Courrier des lecteurs
EBay n’est pas responsable de contrefaçon
Vos lecteurs seront peut-être heureux d’apprendre que, après plusieurs ajournements, le tribunal de première instance de Paris a finalement rendu le 13 mai sa décision depuis longtemps attendue dans l’affaire opposant EBay à L’Oréal. L’affaire a été mentionnée dans la conclusion de l’article paru dans le Magazine 3/2009 de l’OMPI : “Nouvelles perspectives juridiques en matière d’enchères en ligne”. Contrairement à la principale affaire examinée dans cet article et dans d’autres dont il fait mention, le tribunal a décidé que la responsabilité d’eBay - un hébergeur Internet - ne pouvait être appliquée que dans les cas où il savait qu’il violait le contenu et ne prenait aucune mesure pour y remédier.
Le procès intenté en 2007 par L’Oréal invoquait une contrefaçon de marque et la violation par des compagnies d’eBay de réseaux de distribution. L’Oréal soutenait que eBay était reconnu comme un éditeur de sites Web se livrant à des activités de courtage, ce qui, en vertu de la législation française, rendait eBay pleinement responsable du contenu de son site Internet. Et d’ajouter que le site réservé aux enchères prenait une part active à la promotion de produits de beauté et de parfum et que les ventes lui rapportaient de l’argent. L’Oréal réclamait des dommages et intérêts à hauteur de 3,5 millions d’euros.
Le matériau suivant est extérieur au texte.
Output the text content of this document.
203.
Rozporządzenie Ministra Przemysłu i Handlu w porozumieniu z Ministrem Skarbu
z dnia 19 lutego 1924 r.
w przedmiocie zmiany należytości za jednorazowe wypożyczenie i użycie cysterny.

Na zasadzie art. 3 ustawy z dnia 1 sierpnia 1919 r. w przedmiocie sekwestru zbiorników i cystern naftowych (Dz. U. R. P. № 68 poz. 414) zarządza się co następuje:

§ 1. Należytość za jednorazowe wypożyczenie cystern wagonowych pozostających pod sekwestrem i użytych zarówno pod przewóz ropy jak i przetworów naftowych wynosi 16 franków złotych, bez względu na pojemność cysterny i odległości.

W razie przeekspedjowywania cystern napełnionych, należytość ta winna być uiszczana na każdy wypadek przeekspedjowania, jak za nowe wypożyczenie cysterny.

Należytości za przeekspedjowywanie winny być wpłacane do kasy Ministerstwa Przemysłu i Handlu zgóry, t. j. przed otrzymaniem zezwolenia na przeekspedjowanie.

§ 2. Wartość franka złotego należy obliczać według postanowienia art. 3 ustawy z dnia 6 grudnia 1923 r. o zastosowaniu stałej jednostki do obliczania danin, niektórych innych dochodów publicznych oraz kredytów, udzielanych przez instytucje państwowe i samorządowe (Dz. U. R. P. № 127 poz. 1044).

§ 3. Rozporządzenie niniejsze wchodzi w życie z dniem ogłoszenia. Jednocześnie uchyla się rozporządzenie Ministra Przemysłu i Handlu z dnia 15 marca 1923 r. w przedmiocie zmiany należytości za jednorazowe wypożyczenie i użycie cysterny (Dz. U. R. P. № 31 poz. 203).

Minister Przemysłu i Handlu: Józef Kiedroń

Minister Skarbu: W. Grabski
EBay s’est opposée à la position du plaignant, revendiquant son rôle d’intermédiaire qui offrait uniquement des services d’hébergement et n’avait aucun contrôle sur les utilisateurs et le contenu de leurs annonces publicitaires. Les programmes “Power seller”, les magasins eBay ou la protection Paypal étaient présentés comme ayant pour unique but d’accroître les enchères des vendeurs. En tant que compagnie d’hébergement, eBay n’est pas tenue par une obligation générale de contrôler le contenu de son site Web.
Le tribunal a fait siens les arguments avancés par eBay et décidé que eBay avait agi de bonne foi en prenant des mesures vigoureuses pour combattre la contrefaçon. Compte tenu de cette différence de position entre les tribunaux de première instance, une décision de la Cour d’appel serait maintenant accueillie avec satisfaction.
Toutefois, cette nouvelle décision est conforme à la décision du Tribunal de première instance des États-Unis d’Amérique (District du Sud de New York, 14 juillet 2008) selon laquelle le fait que eBay soit au courant que quelques-uns des produits vendus aux enchères sont des produits de contrefaçon n’est pas une preuve suffisante pour considérer eBay comme responsable d’atteinte à une marque. En août 2008, un tribunal belge s’est lui aussi prononcé en faveur du site des enchères contre L’Oréal, décidant que eBay n’avait pas l’obligation de contrôler systématiquement les produits mis en vente. Un tribunal au Royaume-Uni a adopté la même position le 22 mai 2009 (en attendant que le Cour européenne de justice soit saisie de cette affaire). La seule victoire de l’Oréal l’a été auprès des tribunaux allemands. Les tribunaux espagnols doivent quant à eux encore prendre une décision.